How fashion has changed! And thankfully so, because it is more relaxed for both men and women. There is more choice and the rules are less strict.
But in some ways, clothes and fashion are more complicated. With that loss of meaning for ‘Sunday-best’, we have also lost respect for quality and we care not at all who makes our jeans, tops and trainers. My mum would update old clothes with a new hemline or added ribbon. She carefully darned and patched everything and passed on those skills to me. Clothes were worth mending because they were expensive to buy.
Women could not get access to credit cards until 1975 (that’s only a generation ago) so paying for clothes by ‘lay-by’ was popular. My mum and millions of other women would put down a deposit for a jumper or coat, which the store then set aside. And then week-by-week, women would pay off a bit more with no added interest. There was lots of anticipation and it taught families to see such purchases as special.

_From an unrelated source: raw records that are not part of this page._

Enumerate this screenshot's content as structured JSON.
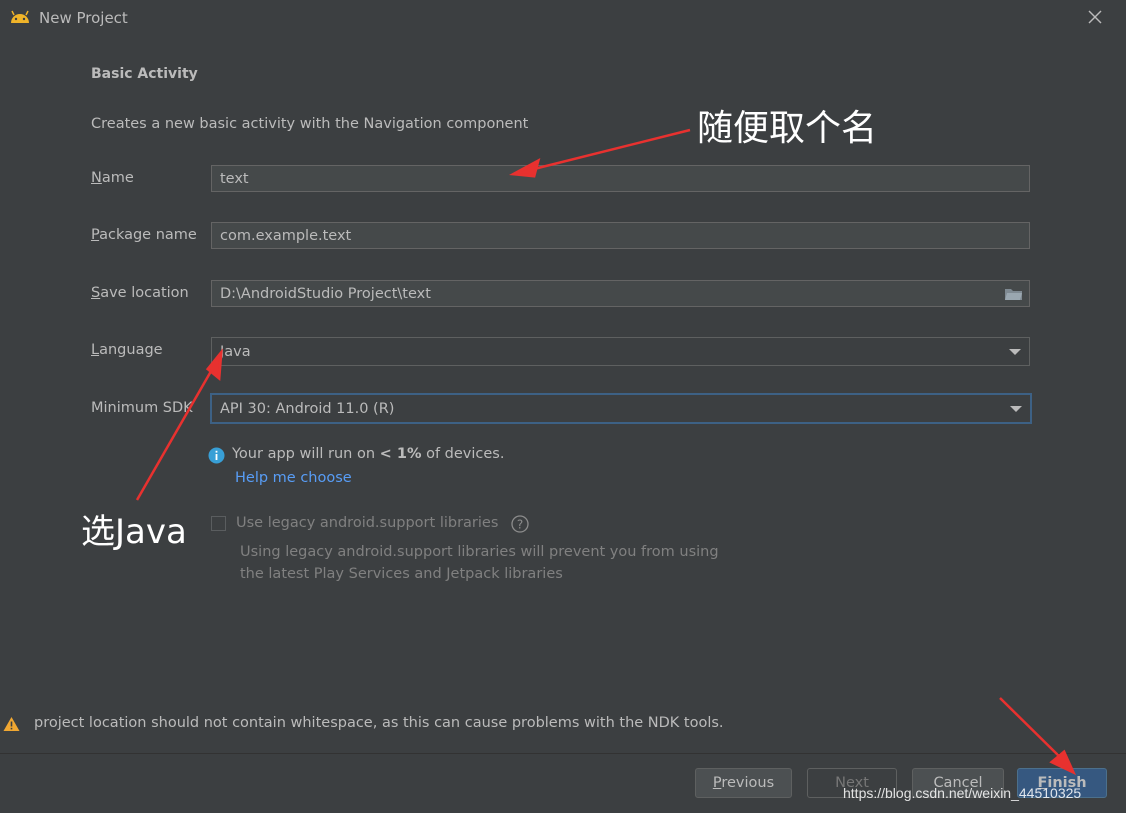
{
  "window": {
    "title": "New Project"
  },
  "form": {
    "section_title": "Basic Activity",
    "description": "Creates a new basic activity with the Navigation component",
    "name": {
      "label_mn": "N",
      "label_rest": "ame",
      "value": "text"
    },
    "package": {
      "label_mn": "P",
      "label_rest": "ackage name",
      "value": "com.example.text"
    },
    "save_location": {
      "label_mn": "S",
      "label_rest": "ave location",
      "value": "D:\\AndroidStudio Project\\text"
    },
    "language": {
      "label_mn": "L",
      "label_rest": "anguage",
      "value": "Java"
    },
    "min_sdk": {
      "label": "Minimum SDK",
      "value": "API 30: Android 11.0 (R)"
    },
    "sdk_info": {
      "prefix": "Your app will run on",
      "bold": "< 1%",
      "suffix": "of devices."
    },
    "help_link": "Help me choose",
    "legacy": {
      "label": "Use legacy android.support libraries",
      "checked": false,
      "note_line1": "Using legacy android.support libraries will prevent you from using",
      "note_line2": "the latest Play Services and Jetpack libraries"
    }
  },
  "warning": "project location should not contain whitespace, as this can cause problems with the NDK tools.",
  "buttons": {
    "previous": {
      "mn": "P",
      "rest": "revious"
    },
    "next": "Next",
    "cancel": "Cancel",
    "finish": {
      "mn": "F",
      "rest": "inish"
    }
  },
  "annotations": {
    "name_hint": "随便取个名",
    "language_hint": "选Java"
  },
  "watermark": "https://blog.csdn.net/weixin_44510325",
  "colors": {
    "background": "#3c3f41",
    "field_bg": "#45494a",
    "link": "#589df6",
    "focus_border": "#3d6185",
    "primary_button": "#365880",
    "arrow": "#e8312f"
  }
}
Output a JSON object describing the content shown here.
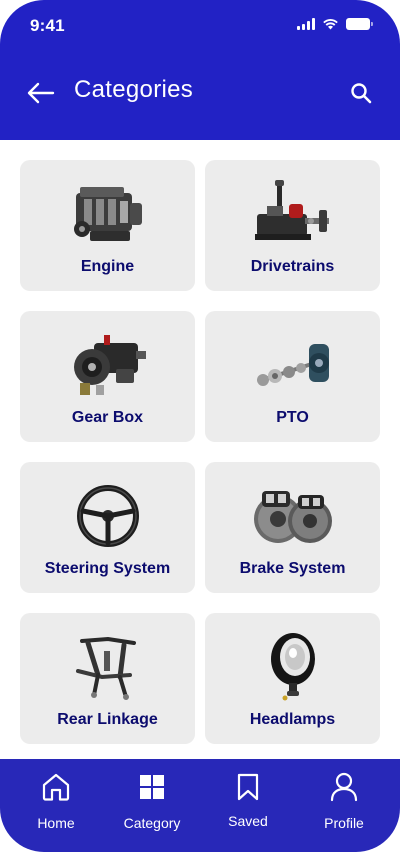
{
  "status_bar": {
    "time": "9:41"
  },
  "header": {
    "title": "Categories"
  },
  "categories": [
    {
      "label": "Engine",
      "icon": "engine-image"
    },
    {
      "label": "Drivetrains",
      "icon": "drivetrain-image"
    },
    {
      "label": "Gear Box",
      "icon": "gearbox-image"
    },
    {
      "label": "PTO",
      "icon": "pto-image"
    },
    {
      "label": "Steering System",
      "icon": "steering-wheel-image"
    },
    {
      "label": "Brake System",
      "icon": "brake-disc-image"
    },
    {
      "label": "Rear Linkage",
      "icon": "rear-linkage-image"
    },
    {
      "label": "Headlamps",
      "icon": "headlamp-image"
    }
  ],
  "bottom_nav": [
    {
      "label": "Home",
      "icon": "home-icon"
    },
    {
      "label": "Category",
      "icon": "grid-icon"
    },
    {
      "label": "Saved",
      "icon": "bookmark-icon"
    },
    {
      "label": "Profile",
      "icon": "user-icon"
    }
  ],
  "colors": {
    "header_bg": "#2222c5",
    "nav_bg": "#2828b8",
    "card_bg": "#ececec",
    "card_label": "#0c0c6e"
  }
}
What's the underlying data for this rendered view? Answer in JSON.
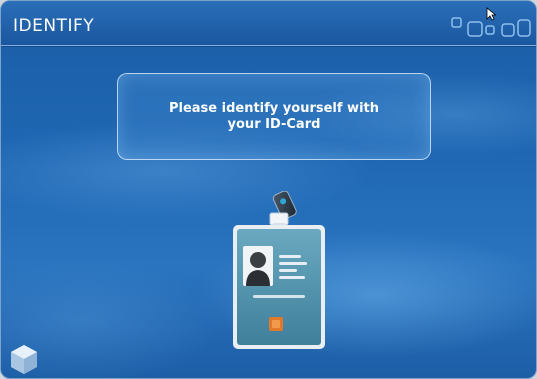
{
  "window": {
    "title": "IDENTIFY",
    "title_decoration_icon": "windows-cluster-icon",
    "corner_logo_icon": "cube-logo-icon"
  },
  "message": {
    "text": "Please identify yourself with\nyour ID-Card"
  },
  "illustration": {
    "icon": "id-card-badge-icon"
  },
  "colors": {
    "background_blue": "#1f67b3",
    "panel_border": "#d2e6fa",
    "card_teal": "#4f93ad",
    "chip_orange": "#e07a2a"
  }
}
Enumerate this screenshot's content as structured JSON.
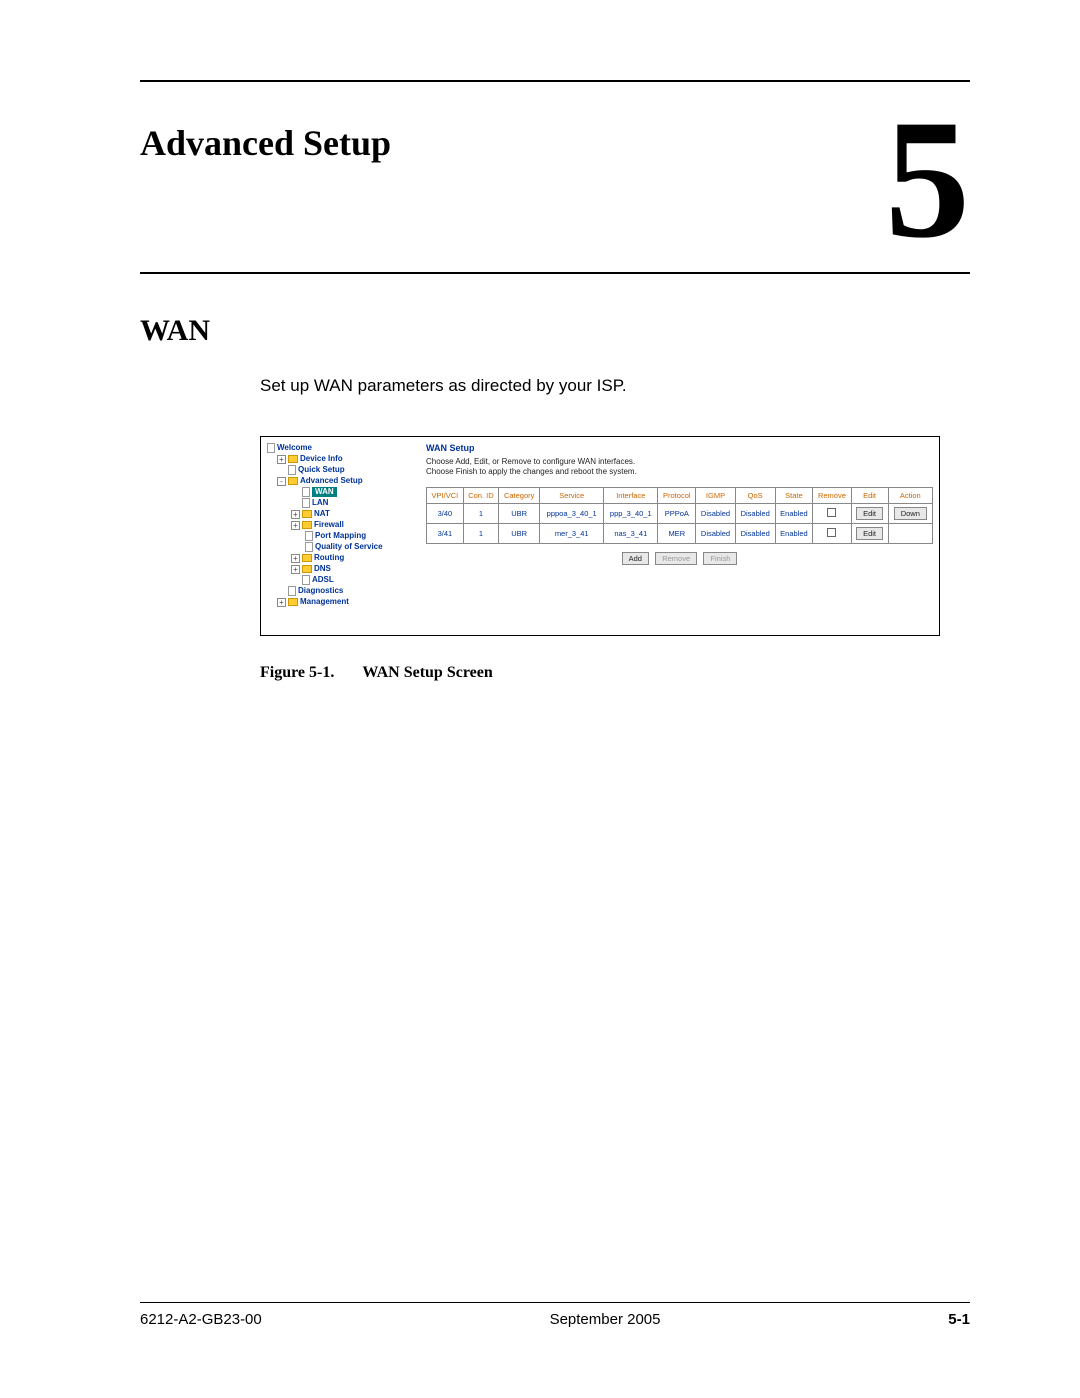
{
  "chapter": {
    "title": "Advanced Setup",
    "number": "5"
  },
  "section": {
    "title": "WAN",
    "body": "Set up WAN parameters as directed by your ISP."
  },
  "nav": {
    "welcome": "Welcome",
    "device_info": "Device Info",
    "quick_setup": "Quick Setup",
    "advanced_setup": "Advanced Setup",
    "wan": "WAN",
    "lan": "LAN",
    "nat": "NAT",
    "firewall": "Firewall",
    "port_mapping": "Port Mapping",
    "qos": "Quality of Service",
    "routing": "Routing",
    "dns": "DNS",
    "adsl": "ADSL",
    "diagnostics": "Diagnostics",
    "management": "Management"
  },
  "wan_panel": {
    "title": "WAN Setup",
    "desc1": "Choose Add, Edit, or Remove to configure WAN interfaces.",
    "desc2": "Choose Finish to apply the changes and reboot the system.",
    "headers": [
      "VPI/VCI",
      "Con. ID",
      "Category",
      "Service",
      "Interface",
      "Protocol",
      "IGMP",
      "QoS",
      "State",
      "Remove",
      "Edit",
      "Action"
    ],
    "rows": [
      {
        "vpi": "3/40",
        "con": "1",
        "cat": "UBR",
        "svc": "pppoa_3_40_1",
        "iface": "ppp_3_40_1",
        "proto": "PPPoA",
        "igmp": "Disabled",
        "qos": "Disabled",
        "state": "Enabled",
        "edit": "Edit",
        "action": "Down"
      },
      {
        "vpi": "3/41",
        "con": "1",
        "cat": "UBR",
        "svc": "mer_3_41",
        "iface": "nas_3_41",
        "proto": "MER",
        "igmp": "Disabled",
        "qos": "Disabled",
        "state": "Enabled",
        "edit": "Edit",
        "action": ""
      }
    ],
    "buttons": {
      "add": "Add",
      "remove": "Remove",
      "finish": "Finish"
    }
  },
  "figure": {
    "num": "Figure 5-1.",
    "caption": "WAN Setup Screen"
  },
  "footer": {
    "docnum": "6212-A2-GB23-00",
    "date": "September 2005",
    "page": "5-1"
  }
}
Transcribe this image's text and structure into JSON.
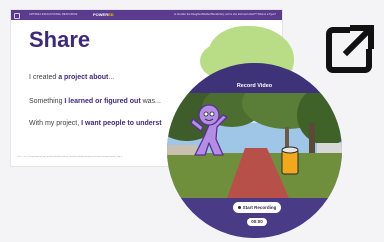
{
  "slide": {
    "header": {
      "org_name": "ARTSMIA EDUCATIONAL RESOURCE",
      "brand_power": "POWER",
      "brand_accent": "ED",
      "question": "Is Jennifer the Daughter/Mother/Beneficiary, and is she kind and what?? What is a Type?"
    },
    "title": "Share",
    "prompts": [
      {
        "text": "I created ",
        "bold": "a project about",
        "tail": "..."
      },
      {
        "text": "Something ",
        "bold": "I learned or figured out",
        "tail": " was..."
      },
      {
        "text": "With my project, ",
        "bold": "I want people to underst",
        "tail": ""
      }
    ],
    "footer_text": "© 2023 · P B S · For educational use only · Artsmia Educational Resource · Share your thoughts and projects with others · All rights reserved · Page 12"
  },
  "recorder": {
    "title": "Record Video",
    "record_label": "Start Recording",
    "timer": "00:00"
  },
  "icons": {
    "external_link": "external-link-icon",
    "record": "record-icon",
    "character": "character-icon",
    "drum": "drum-icon"
  },
  "colors": {
    "brand_purple": "#3f2a7a",
    "header_purple": "#5a3b8e",
    "blob_green": "#b9dc87",
    "recorder_purple": "#4a3b87"
  }
}
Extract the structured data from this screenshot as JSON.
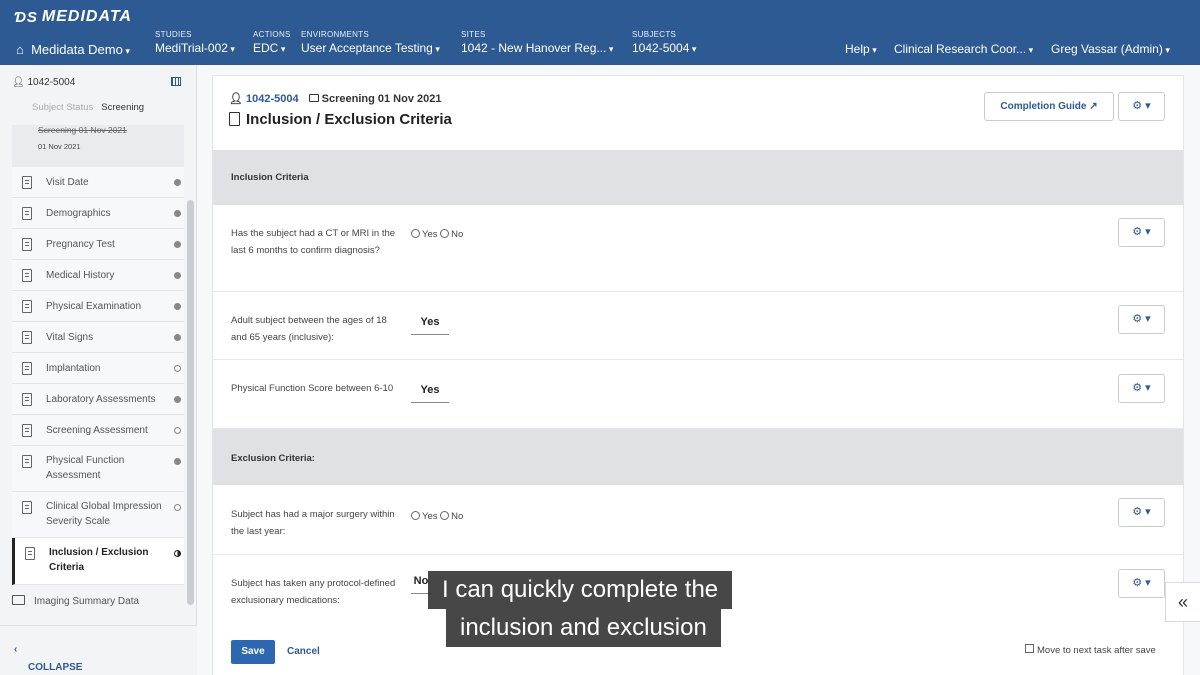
{
  "header": {
    "brand": "MEDIDATA",
    "home_label": "Medidata Demo",
    "studies": {
      "caption": "STUDIES",
      "value": "MediTrial-002"
    },
    "actions": {
      "caption": "ACTIONS",
      "value": "EDC"
    },
    "environments": {
      "caption": "ENVIRONMENTS",
      "value": "User Acceptance Testing"
    },
    "sites": {
      "caption": "SITES",
      "value": "1042 - New Hanover Reg..."
    },
    "subjects": {
      "caption": "SUBJECTS",
      "value": "1042-5004"
    },
    "help": "Help",
    "role": "Clinical Research Coor...",
    "user": "Greg Vassar (Admin)"
  },
  "sidebar": {
    "subject": "1042-5004",
    "status_label": "Subject Status",
    "status_value": "Screening",
    "folder_title": "Screening 01 Nov 2021",
    "folder_date": "01 Nov 2021",
    "items": [
      {
        "label": "Visit Date",
        "status": "filled"
      },
      {
        "label": "Demographics",
        "status": "filled"
      },
      {
        "label": "Pregnancy Test",
        "status": "filled"
      },
      {
        "label": "Medical History",
        "status": "filled"
      },
      {
        "label": "Physical Examination",
        "status": "filled"
      },
      {
        "label": "Vital Signs",
        "status": "filled"
      },
      {
        "label": "Implantation",
        "status": "empty"
      },
      {
        "label": "Laboratory Assessments",
        "status": "filled"
      },
      {
        "label": "Screening Assessment",
        "status": "empty"
      },
      {
        "label": "Physical Function Assessment",
        "status": "filled"
      },
      {
        "label": "Clinical Global Impression Severity Scale",
        "status": "empty"
      },
      {
        "label": "Inclusion / Exclusion Criteria",
        "status": "half"
      }
    ],
    "imaging": "Imaging Summary Data",
    "collapse": "COLLAPSE"
  },
  "main": {
    "crumb_subject": "1042-5004",
    "crumb_folder": "Screening 01 Nov 2021",
    "title": "Inclusion / Exclusion Criteria",
    "completion_guide": "Completion Guide",
    "sections": {
      "inclusion": "Inclusion Criteria",
      "exclusion": "Exclusion Criteria:"
    },
    "questions": [
      {
        "text": "Has the subject had a CT or MRI in the last 6 months to confirm diagnosis?",
        "yes": "Yes",
        "no": "No"
      },
      {
        "text": "Adult subject between the ages of 18 and 65 years (inclusive):",
        "answer": "Yes"
      },
      {
        "text": "Physical Function Score between 6-10",
        "answer": "Yes"
      },
      {
        "text": "Subject has had a major surgery within the last year:",
        "yes": "Yes",
        "no": "No"
      },
      {
        "text": "Subject has taken any protocol-defined exclusionary medications:",
        "answer": "No"
      }
    ],
    "save": "Save",
    "cancel": "Cancel",
    "move_next": "Move to next task after save"
  },
  "caption": {
    "line1": "I can quickly complete the",
    "line2": "inclusion and exclusion"
  }
}
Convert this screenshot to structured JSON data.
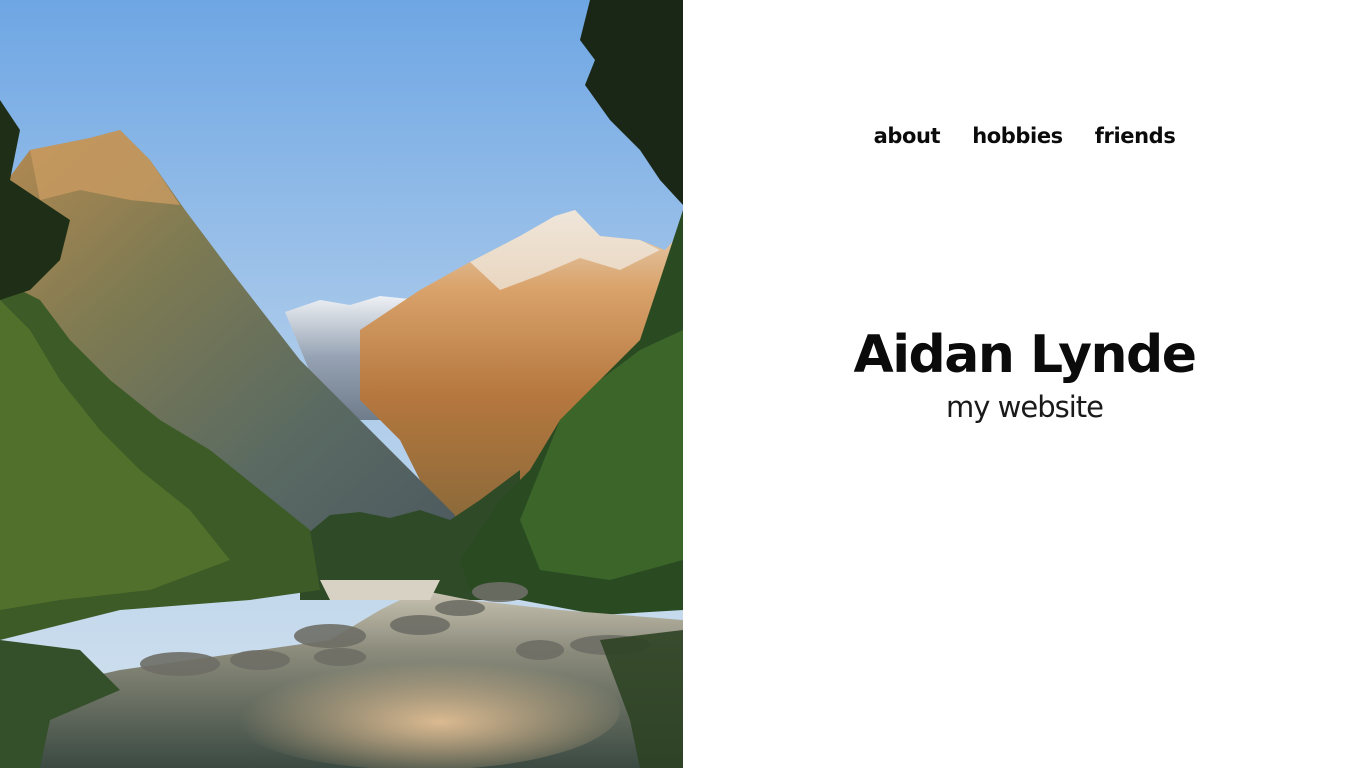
{
  "nav": {
    "items": [
      {
        "label": "about"
      },
      {
        "label": "hobbies"
      },
      {
        "label": "friends"
      }
    ]
  },
  "hero": {
    "title": "Aidan Lynde",
    "subtitle": "my website"
  },
  "colors": {
    "text": "#0b0b0b",
    "background": "#ffffff",
    "sky_top": "#6ea6e4",
    "sky_bottom": "#cfe0ee"
  }
}
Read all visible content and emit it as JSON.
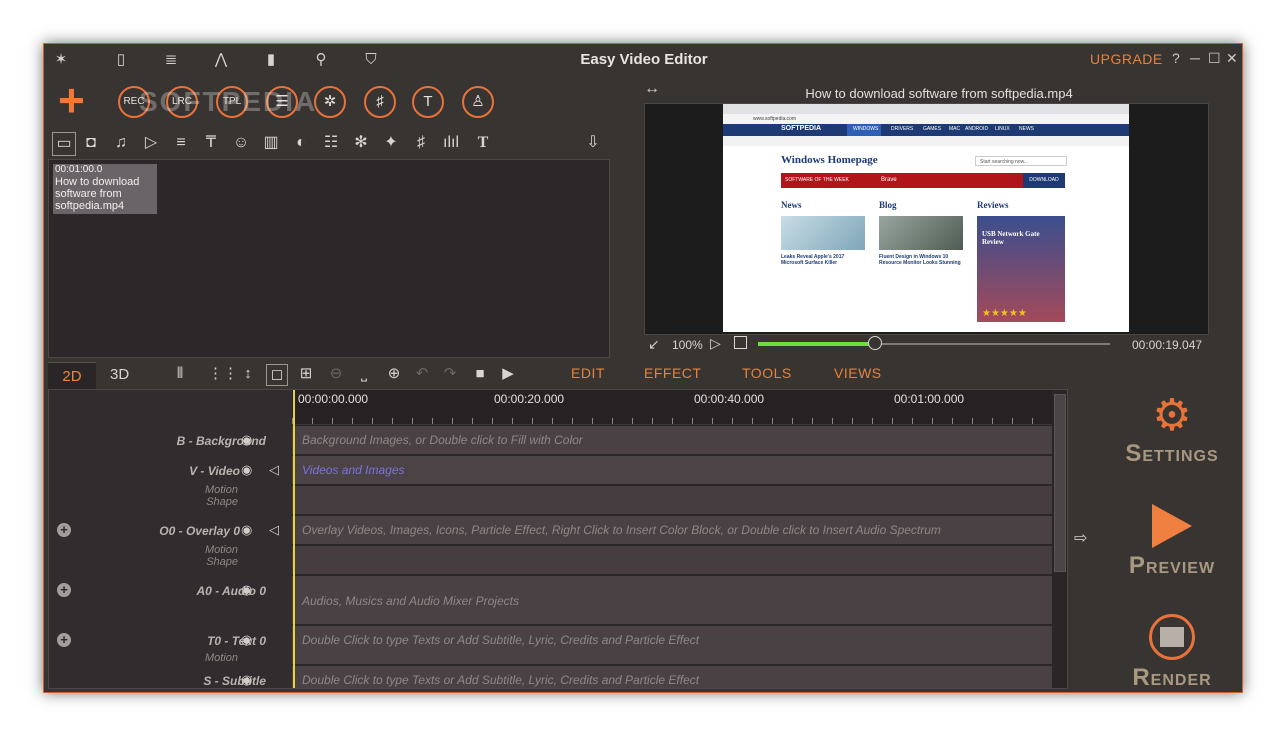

Now, at one end of the shopping mall or high street we have cheapened clothes so much that I can buy three t-shirts for $10 while at the other end of the mall, we aspire to own shoes and bags that cost a week’s wages. We buy on credit and don’t have to budget or save.
We think we have fashion freedom to define our own style but we are part of a globalised fashion industry that is worth a staggering US$1.5 trillion a year. Just one brand, Zara produces 900 million garments annually.
So our ‘freedom’ or empowerment is a joke. We are part of an industry that entices women to buy clothes every month (stores like Primark, Forever 21 and H&M add new clothes every fortnight!)
We are told we ‘should’ wear high heels at work to look professional. And we face the sack if we complain as Nicola Thorpe found out in London last month. A temp receptionist, she was sent away from a London financial company for refusing to wear high heels. The dress code said she should wear 2-4 inch heels (5-10cm). So the question has to be, how does such a rule help her to do a better job? Or is it just a bit of sexism?
We may not wear girdles but we submit to high heels or botox or breast implants!
Blogger and academic, Professor Mary Kassian reminds us about being wise in the way we look after the things God has given us and that includes our clothes. She quotes Luke 16, Whoever is faithful in very little is also faithful in much, and whoever is unrighteous in very little is also unrighteous in much. So if you have not been faithful with the unrighteous money, who will trust you with what is genuine? And if you have not been faithful with what belongs to someone else, who will give you what is your own?
Kassian reminds us “to be intentional about putting some strategies in place to be a good steward of what God has given you.” Maybe the concept of Sunday-best can still be a good guideline if it means we are showing respect for God’s provision and those who grow and make our clothes.
 For anyone under about 50, a girdle was like today’s body shaper, designed to hold up stockings and hold in your tummy. It also made you hot and uncomfortable.